Q4 Update on Taxi Medallion Lender Progressive CU

Despite the growth of bad taxi medallion loans, Progressive Credit Union (New York, NY) built loan loss reserves and maintained its large capital cushion. This gives the credit union the strength to ride out the disruptions impacting the taxi industry.

In the last quarter of 2015, Progressive CU increased its provisions for loan losses by $9 million to almost $16.3 million. This increase in provisions caused the credit union's allowance for loan and lease losses to grow from $12.86 million as of September 2015 to $21.8 million at the end of 2015.

Progressive CU reported a strong capital position of $268.5 million at the end of 2015. As a result, its net worth ratio at the end of 2015 was 40.91 percent -- up from 38.83 percent a year earlier. This lack of leverage at Progressive CU means it currently has the capacity to manage defaulting taxi medallion loans.

Asset quality at the $665 million credit union deteriorated during the fourth quarter.
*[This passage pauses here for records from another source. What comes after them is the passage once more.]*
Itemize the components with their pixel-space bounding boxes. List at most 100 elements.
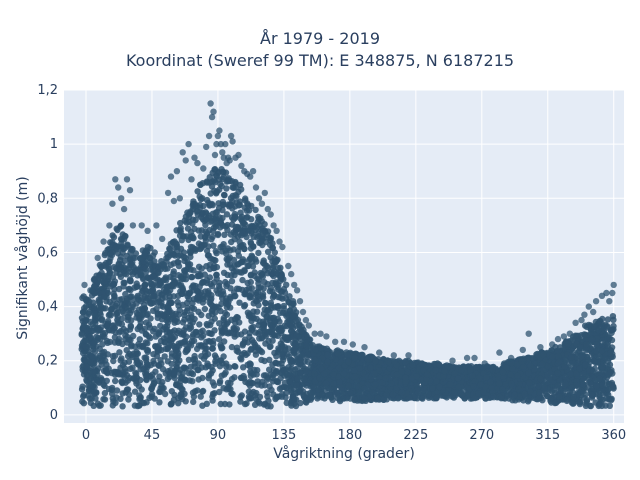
scatter-point [546,376,553,383]
scatter-point [219,344,226,352]
scatter-point [379,379,386,386]
scatter-point [163,333,170,340]
scatter-point [140,274,147,282]
scatter-point [87,399,95,407]
scatter-point [587,402,594,410]
scatter-point [139,343,146,350]
scatter-point [107,255,114,262]
scatter-point [250,315,257,322]
scatter-point [219,360,226,367]
scatter-point [223,282,230,290]
scatter-point [580,375,588,382]
scatter-point [143,346,150,354]
scatter-point [95,314,102,321]
scatter-point [138,386,145,393]
scatter-point [162,275,169,283]
scatter-point [567,354,575,361]
scatter-point [107,250,114,257]
scatter-point [105,245,113,253]
scatter-point [190,198,197,205]
scatter-point [94,400,102,407]
scatter-point [273,394,280,401]
scatter-point [297,356,304,363]
scatter-point [190,235,197,242]
scatter-point [128,317,135,324]
scatter-point [164,254,172,261]
scatter-point [146,394,153,401]
scatter-point [79,309,87,316]
scatter-point [257,269,264,277]
scatter-point [106,269,114,276]
scatter-point [361,385,368,392]
scatter-point [597,395,604,402]
scatter-point [213,173,221,180]
scatter-point [230,289,238,296]
scatter-point [329,396,336,403]
scatter-point [194,188,201,195]
scatter-point [90,339,98,347]
scatter-point [583,341,590,348]
scatter-point [280,356,287,363]
scatter-point [171,333,179,340]
scatter-point [236,299,243,306]
scatter-point [356,388,363,396]
scatter-point [119,379,126,387]
scatter-point [420,387,427,394]
scatter-point [151,258,158,265]
scatter-point [131,388,139,395]
scatter-point [234,261,241,268]
scatter-point [164,308,171,315]
scatter-point [228,343,236,351]
scatter-point [582,332,589,339]
scatter-point [312,378,319,385]
scatter-point [561,363,568,370]
scatter-point [161,339,168,346]
scatter-point [498,395,505,402]
scatter-point [187,324,195,331]
scatter-point [118,261,126,268]
scatter-point [109,281,117,289]
scatter-point [360,370,367,377]
scatter-point [191,356,199,363]
scatter-point [544,362,551,370]
scatter-point [109,353,117,360]
scatter-point [326,391,333,399]
scatter-point [266,288,274,295]
scatter-point [167,339,175,346]
scatter-point [569,336,576,343]
scatter-point [113,387,121,394]
scatter-point [252,206,259,214]
scatter-point [213,271,220,278]
scatter-point [329,361,337,369]
scatter-point [169,310,176,317]
scatter-point [604,316,612,323]
scatter-point [195,360,202,367]
scatter-point [119,403,126,410]
scatter-point [283,389,290,397]
scatter-point [149,286,157,294]
scatter-point [114,304,121,312]
scatter-point [167,261,175,268]
scatter-point [253,258,260,265]
scatter-point [107,306,115,314]
scatter-point [217,400,224,408]
scatter-point [212,248,219,255]
scatter-point [185,356,193,363]
scatter-point [220,269,228,276]
scatter-point [182,348,189,356]
scatter-point [477,381,485,388]
scatter-point [383,391,390,398]
scatter-point [125,396,132,403]
scatter-point [103,361,110,368]
scatter-point [86,298,93,305]
scatter-point [598,382,605,389]
scatter-point [302,398,309,405]
scatter-point [266,383,273,390]
scatter-point [219,175,226,183]
scatter-point [142,265,149,273]
scatter-point [184,225,192,232]
scatter-point [229,390,236,398]
scatter-point [83,363,90,370]
scatter-point [191,203,198,210]
scatter-point [96,352,104,359]
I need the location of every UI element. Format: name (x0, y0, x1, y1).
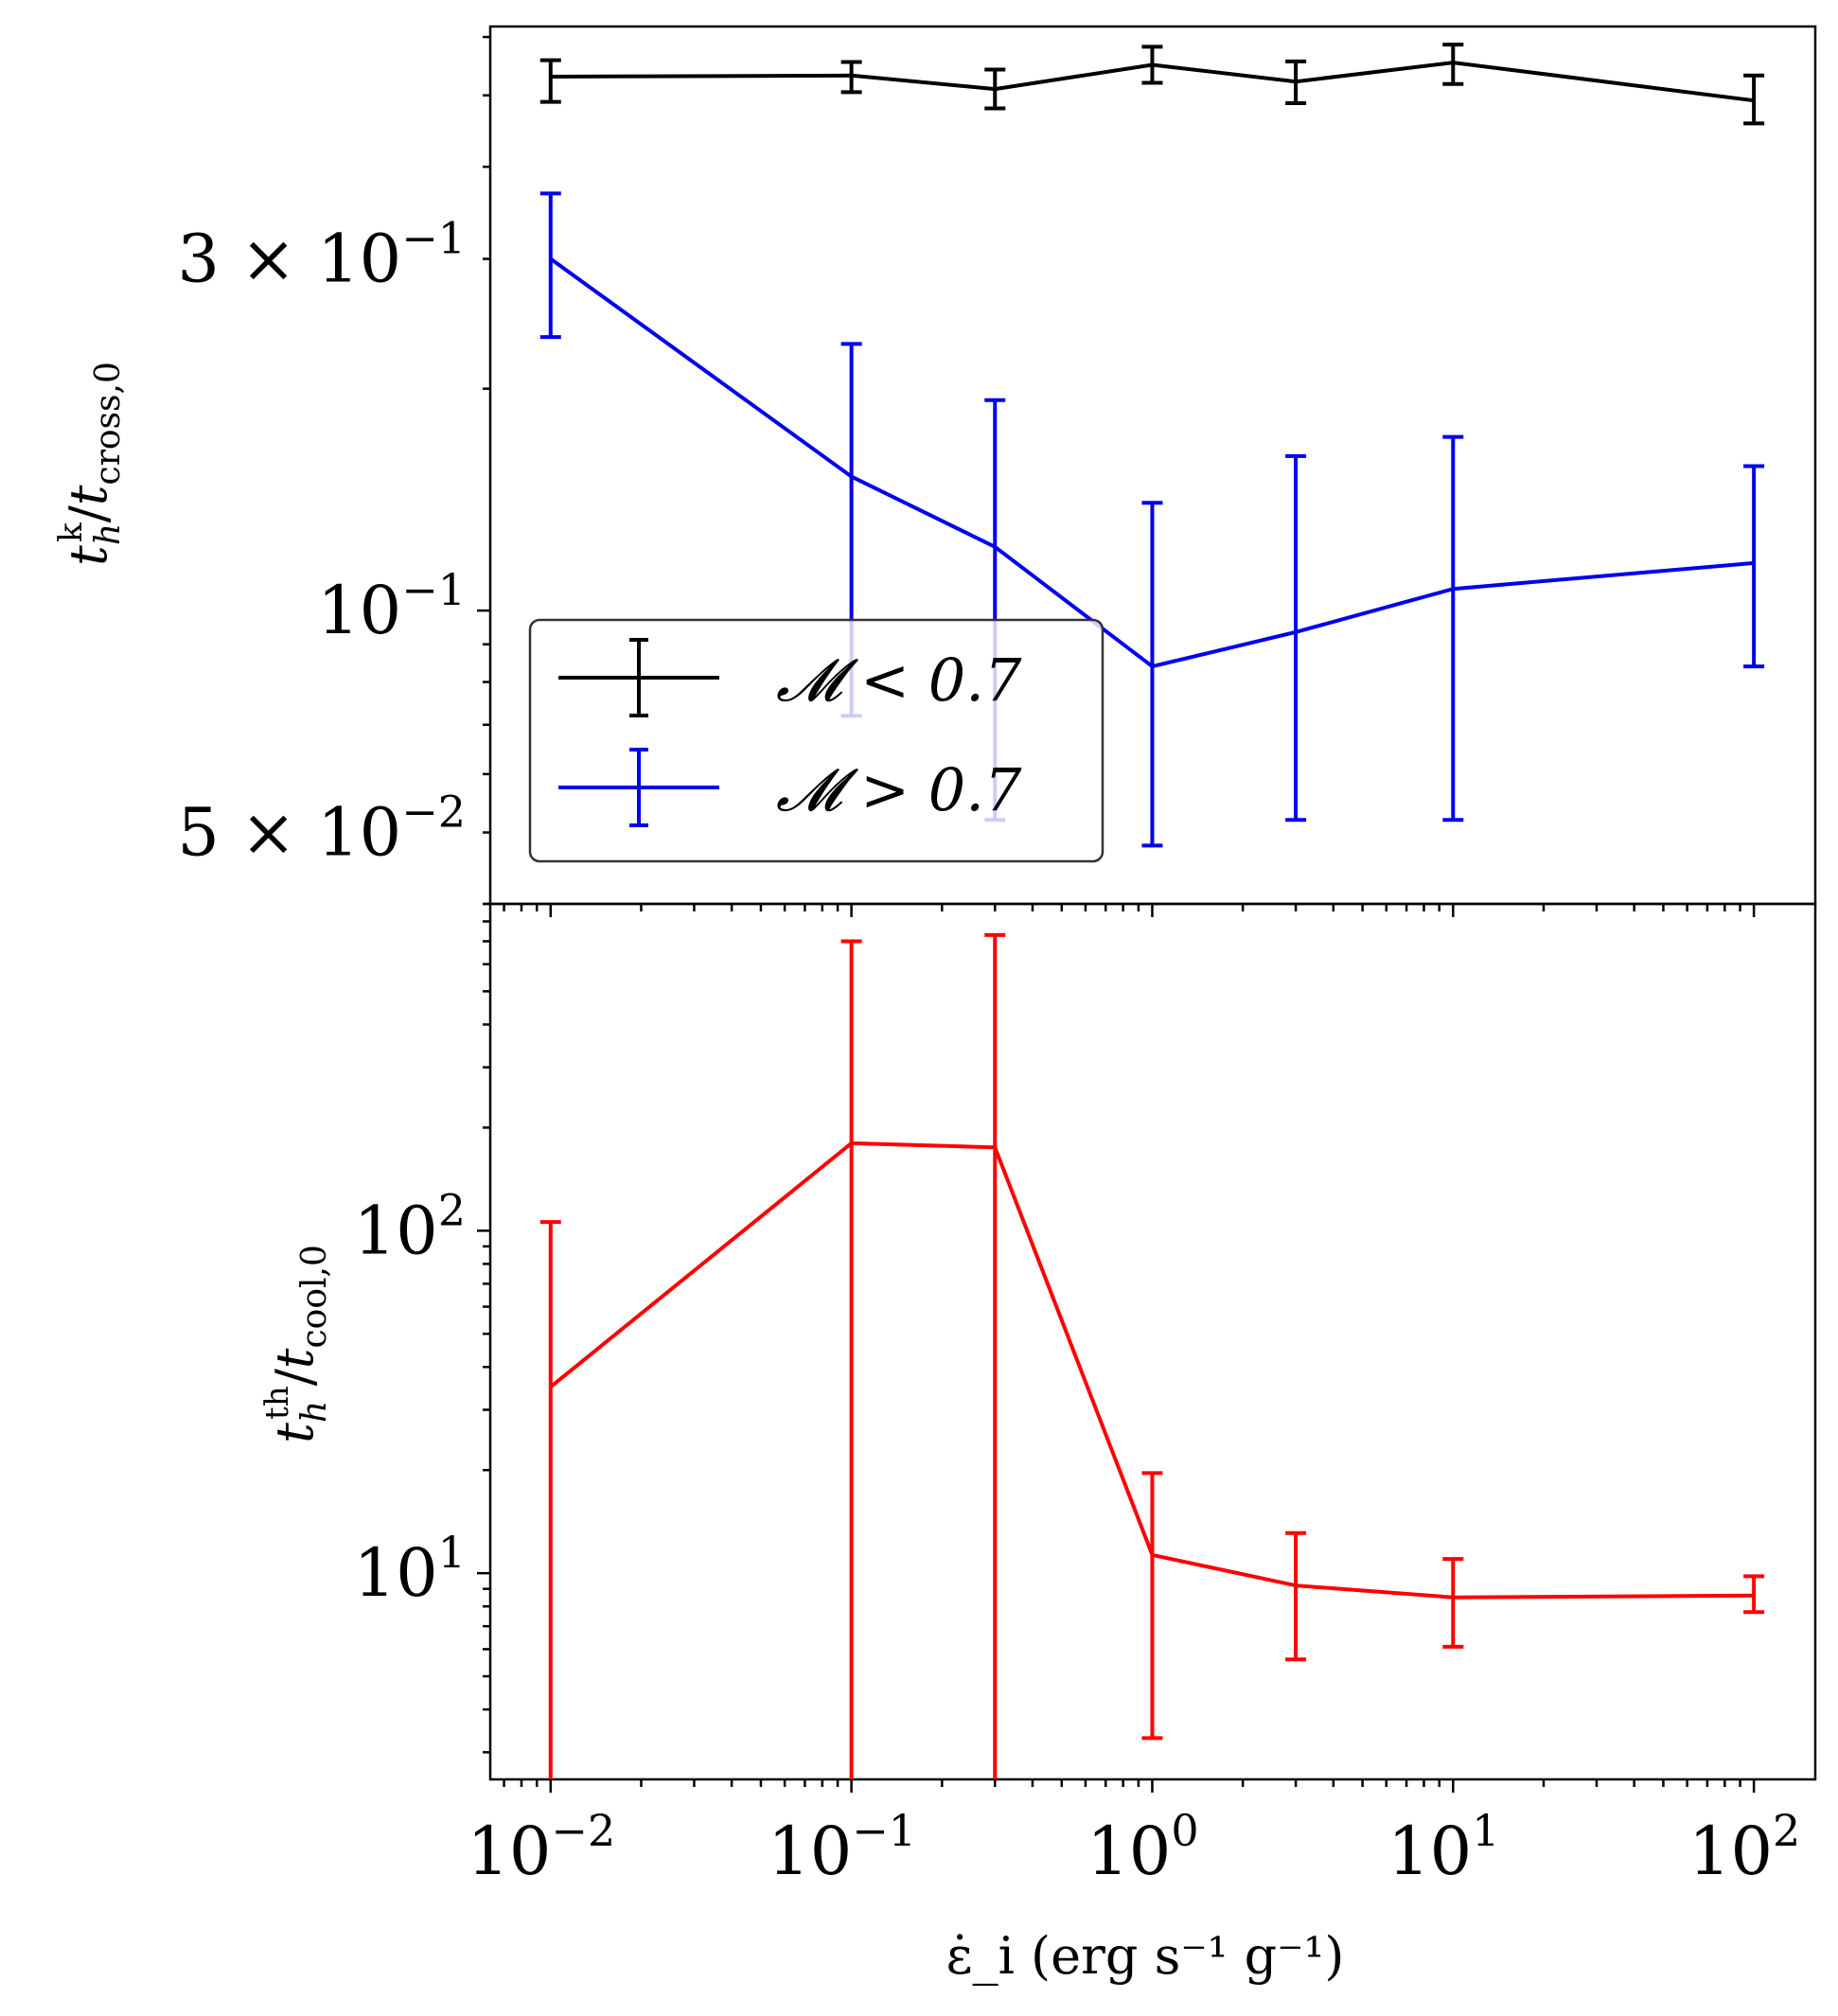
top-minor-ticks (477, 35, 1756, 917)
top-y-tick-label: 3 × 10−1 (177, 213, 466, 298)
top-series-layer (539, 43, 1765, 848)
x-tick-label: 10−2 (467, 1805, 615, 1890)
x-tick-label: 100 (1087, 1805, 1198, 1890)
legend: 𝓜 < 0.7 𝓜 > 0.7 (528, 618, 1105, 863)
bottom-series-layer (539, 932, 1765, 1779)
legend-box (528, 618, 1105, 863)
x-tick-label: 102 (1688, 1805, 1800, 1890)
legend-entry-blue: 𝓜 > 0.7 (558, 748, 1022, 827)
legend-entry-black: 𝓜 < 0.7 (558, 638, 1022, 717)
top-y-tick-label: 10−1 (317, 564, 466, 649)
bottom-y-tick-label: 101 (354, 1527, 466, 1612)
legend-label-black: 𝓜 < 0.7 (776, 645, 1022, 715)
top-y-tick-labels: 3 × 10−1 10−1 5 × 10−2 (177, 213, 466, 872)
bottom-y-tick-labels: 102 101 (354, 1184, 466, 1612)
bottom-minor-ticks (477, 902, 1756, 1793)
x-tick-label: 10−1 (768, 1805, 916, 1890)
bottom-y-axis-label: thth/tcool,0 (258, 1245, 334, 1443)
legend-label-blue: 𝓜 > 0.7 (776, 755, 1022, 824)
top-panel: 3 × 10−1 10−1 5 × 10−2 thk/tcross,0 𝓜 < 0.… (52, 25, 1817, 917)
top-y-tick-label: 5 × 10−2 (177, 787, 466, 872)
bottom-x-tick-labels: 10−2 10−1 100 101 102 (467, 1805, 1800, 1890)
bottom-y-tick-label: 102 (354, 1184, 466, 1269)
top-y-axis-label: thk/tcross,0 (52, 362, 128, 566)
bottom-panel: 102 101 10−2 10−1 100 101 102 thth/tcool,0 ε̇… (258, 902, 1817, 1986)
x-axis-label: ε̇_i (erg s⁻¹ g⁻¹) (946, 1926, 1345, 1986)
x-tick-label: 101 (1387, 1805, 1499, 1890)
Delinquent loans at Progressive Credit Union grew by $14.3 million during the quarter to $20.8 million at the end of 2015. This more than tripling of delinquent loans caused the delinquency ratio to jump from 1.05 percent as of September 30, 2015 to 3.45 percent at the end of 2015.

The credit union also reported almost doubling of troubled debt restructured (TDR) loans during the fourth quarter to $47.9 million as of December 2015. TDR loans represented 17.58 percent of the credit union's net worth.

The good news for Progressive is that the pipeline of early delinquencies fell during the fourth quarter from almost $13.5 million at the end of the third quarter to approximately $9.9 million as of December 2015.

Progressive's coverage ratio (allowance for loan and lease losses to delinquent loans) was 104.89 percent at the end of 2015. This means that all loans 60 days delinquent or more could be completely written off and Progressive would still have some leftover loan loss reserves.